Reading from the bottom up, the first 3 lines show consumer-4 going through the 
entire rebalance and getting partition-74 assigned, all before consumer-3 even 
joins the group in gen 640. So that all adds up so far. What seems odd to me is 
that we then see consumer-3 appear to "successfully join the group" AND 
"successfully sync the group" for that same generation, which should not be the 
case if it missed the rebalance entirely – it should fail on JoinGroup if it 
truly did not manage to join the gen 640 rebalance in time, and certainly 
should fail the SyncGroup.
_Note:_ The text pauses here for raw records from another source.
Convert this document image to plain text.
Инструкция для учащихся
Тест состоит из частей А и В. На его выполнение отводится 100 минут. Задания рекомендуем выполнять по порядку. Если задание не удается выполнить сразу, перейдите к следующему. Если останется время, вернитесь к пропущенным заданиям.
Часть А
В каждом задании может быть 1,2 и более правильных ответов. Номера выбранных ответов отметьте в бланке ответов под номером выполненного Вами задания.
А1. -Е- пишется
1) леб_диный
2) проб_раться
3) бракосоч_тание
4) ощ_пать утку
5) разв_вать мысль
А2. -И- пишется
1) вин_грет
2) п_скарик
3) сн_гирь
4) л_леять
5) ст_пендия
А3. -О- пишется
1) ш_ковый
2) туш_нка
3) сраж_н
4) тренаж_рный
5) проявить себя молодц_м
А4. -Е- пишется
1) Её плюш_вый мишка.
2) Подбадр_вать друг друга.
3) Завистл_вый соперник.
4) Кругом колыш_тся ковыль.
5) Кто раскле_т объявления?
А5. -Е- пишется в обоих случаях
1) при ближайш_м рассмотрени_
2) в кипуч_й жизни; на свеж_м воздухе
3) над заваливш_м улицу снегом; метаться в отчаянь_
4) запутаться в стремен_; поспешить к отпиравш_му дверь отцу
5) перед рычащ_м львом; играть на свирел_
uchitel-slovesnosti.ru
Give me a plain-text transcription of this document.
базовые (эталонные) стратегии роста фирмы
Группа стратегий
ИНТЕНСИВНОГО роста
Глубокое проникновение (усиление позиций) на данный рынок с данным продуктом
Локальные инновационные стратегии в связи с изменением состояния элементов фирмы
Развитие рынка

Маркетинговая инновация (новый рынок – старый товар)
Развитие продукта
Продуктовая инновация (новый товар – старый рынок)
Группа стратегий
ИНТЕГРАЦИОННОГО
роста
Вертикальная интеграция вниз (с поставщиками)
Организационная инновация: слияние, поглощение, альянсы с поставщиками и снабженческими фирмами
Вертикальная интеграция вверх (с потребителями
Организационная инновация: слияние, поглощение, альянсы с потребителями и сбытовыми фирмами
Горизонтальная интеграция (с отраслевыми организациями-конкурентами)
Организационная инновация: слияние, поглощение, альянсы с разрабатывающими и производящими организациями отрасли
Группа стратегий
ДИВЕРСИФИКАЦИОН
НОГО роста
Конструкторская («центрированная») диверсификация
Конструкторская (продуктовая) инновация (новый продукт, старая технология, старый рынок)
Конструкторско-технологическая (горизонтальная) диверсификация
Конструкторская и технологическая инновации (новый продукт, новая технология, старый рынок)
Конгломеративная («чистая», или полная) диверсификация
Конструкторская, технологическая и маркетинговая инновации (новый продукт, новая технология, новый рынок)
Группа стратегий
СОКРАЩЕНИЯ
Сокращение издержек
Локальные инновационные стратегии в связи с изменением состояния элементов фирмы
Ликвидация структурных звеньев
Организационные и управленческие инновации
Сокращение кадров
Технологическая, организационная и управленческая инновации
So that does seem weird to me

If you're able to reproduce this, could you try doing so with DEBUG logging 
enabled? In the meantime, I might be able to make more sense of what's going on 
if you can upload the full logs over this period of time

> Kafka CooperativeStickyAssignor revokes/assigns partition in one rebalance 
> cycle
> --------------------------------------------------------------------------------
>
>                 Key: KAFKA-14639
>                 URL: https://issues.apache.org/jira/browse/KAFKA-14639
>             Project: Kafka
>          Issue Type: Bug
>          Components: clients, consumer
>    Affects Versions: 3.2.1
>            Reporter: Bojan Blagojevic
>            Priority: Major
>
> I have an application that runs 6 consumers in parallel. I am getting some 
> unexpected results when I use {{{}CooperativeStickyAssignor{}}}. If I 
> understand the mechanism correctly, if the consumer looses partition in one 
> rebalance cycle, the partition should be assigned in the next rebalance cycle.
> This assumption is based on the 
> [RebalanceProtocol|https://kafka.apache.org/31/javadoc/org/apache/kafka/clients/consumer/ConsumerPartitionAssignor.RebalanceProtocol.html]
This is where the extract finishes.